Qualifications & fellowships

  • 1981  BSc Hons (1st Class) Social Science, University of Bristol
  • 1982  Certificate in Education (FE) [Distinction], Garnett College, London
  • 1996 PhD – ‘Mature Studentship in Higher Education’, University of the West of England, Bristol (Ext. Examiner Prof R Burgess)
  • 2001 onwards - Fellow of Higher Education Academy (FHEA) (and prior equivalents)
  • 2010 onwards - Fellow of the Royal Society of Arts, Manufactures and Commerce (FRSA)
  • 2015 Fellow of the Academy of Social Sciences (FAcSS)

Career overview

  • 1975-1978 Executive Officer, Greater London Council
  • 1982-1987 Lecturer in Sociology and Psychology, City of Bath College of Further Education
  • 1987-89 Lecturer 2/Senior Lecturer in Staff Development, GLOSCAT
  • 1989-91 Senior Lecturer in Education Policy Studies (temp.) Bristol Polytechnic
  • 1991-97 Senior Lecturer in Continuing Education, UWE, Bristol
  • 1997-2000 Principal Lecturer, UWE, Bristol
  • 2000-04 Reader, Faculty of Education, UWE, Bristol
  • 2004-11 Professor, Faculty of Education, UWE, Bristol
  • 2011-19 Professor, School of Social Sciences, Cardiff University and Director, ESRC Wales Doctoral Training Centre/Partnership
  • 2019- Professor of Sociology of Education, School of Social Sciences, Cardiff University

Honours and awards

  • 2022: Awarded the Hugh Owen Medal for outstanding educational research by the Learned Society of Wales.
  • 2012: Winner of book prize from The Society for Educational Studies for White Middle Class Identities and Urban Schooling (Palgrave Macmillan, 2011 & 2013) (with Reay and Crozier)
  • 2012: Winner (with Colley and others) of the best Annual Conference symposium at the Annual Conference of the British Educational Research Association, on Radical Theory for Radical Times.  Award included acceptance of symposium at the 2013 American Educational Research Association conference in San Francisco and funding to participate.
  • 2006: Winner (with Grenfell and others) of the best Annual Conference symposium at the Annual Conference of the British Educational Research Association, on Exploring the use and usefulness of Bourdieu’s theory of practice for educational research. Award included acceptance of symposium for the 2007 American Educational Research Association conference in Chicago and funding to participate.

Professional memberships

  • Fellow of Academy of Social Sciences (FAcSS)
  • Fellow of Royal Society of Arts, Manufactures and Commerce (FRSA)
  • Fellow of Higher Education Academy (FHEA)
  • Member of British Sociological Association (BSA)
  • Member of American Educational Research Association (AERA)
  • Member of British Educational Research Association (BERA)


Doctoral Supervision

I currently supervise six Doctoral students. I have supervised 24 Doctoral students to successful completion.

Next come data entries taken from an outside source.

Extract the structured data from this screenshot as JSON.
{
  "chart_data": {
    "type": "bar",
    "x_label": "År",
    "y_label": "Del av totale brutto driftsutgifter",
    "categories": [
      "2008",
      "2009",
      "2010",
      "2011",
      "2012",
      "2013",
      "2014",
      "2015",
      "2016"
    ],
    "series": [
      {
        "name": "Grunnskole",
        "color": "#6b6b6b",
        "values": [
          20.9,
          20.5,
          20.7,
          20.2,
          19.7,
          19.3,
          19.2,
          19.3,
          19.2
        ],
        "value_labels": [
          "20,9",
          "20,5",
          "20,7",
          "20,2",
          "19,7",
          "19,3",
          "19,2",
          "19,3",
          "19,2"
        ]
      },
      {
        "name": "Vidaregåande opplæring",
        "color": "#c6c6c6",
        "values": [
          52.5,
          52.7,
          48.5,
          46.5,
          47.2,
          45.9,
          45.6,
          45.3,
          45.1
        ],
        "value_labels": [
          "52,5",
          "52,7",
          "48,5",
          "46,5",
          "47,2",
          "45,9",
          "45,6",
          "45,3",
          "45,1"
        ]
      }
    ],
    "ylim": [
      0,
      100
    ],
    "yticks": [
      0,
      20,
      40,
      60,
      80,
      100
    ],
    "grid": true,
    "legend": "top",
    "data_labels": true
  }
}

I am interested in supervising Doctorates that link to my research interests across the sociology of education. Indicative topics include:

  • Further Education
  • The nature of professional knowledge in educational settings
  • Assessment regimes and practices
  • Learning cultures
  • Social class and educational trajectories
  • Vocational and work-related learning
  • The education/work relationship
  • Marketisation and 'choice' in education
  • Student experience
  • Policy and practice.

Social class, gender, racialisation and ethnicity are important lenses. I am also interested in Bourdieu and developments/critiques of Bourdieu around educational questions.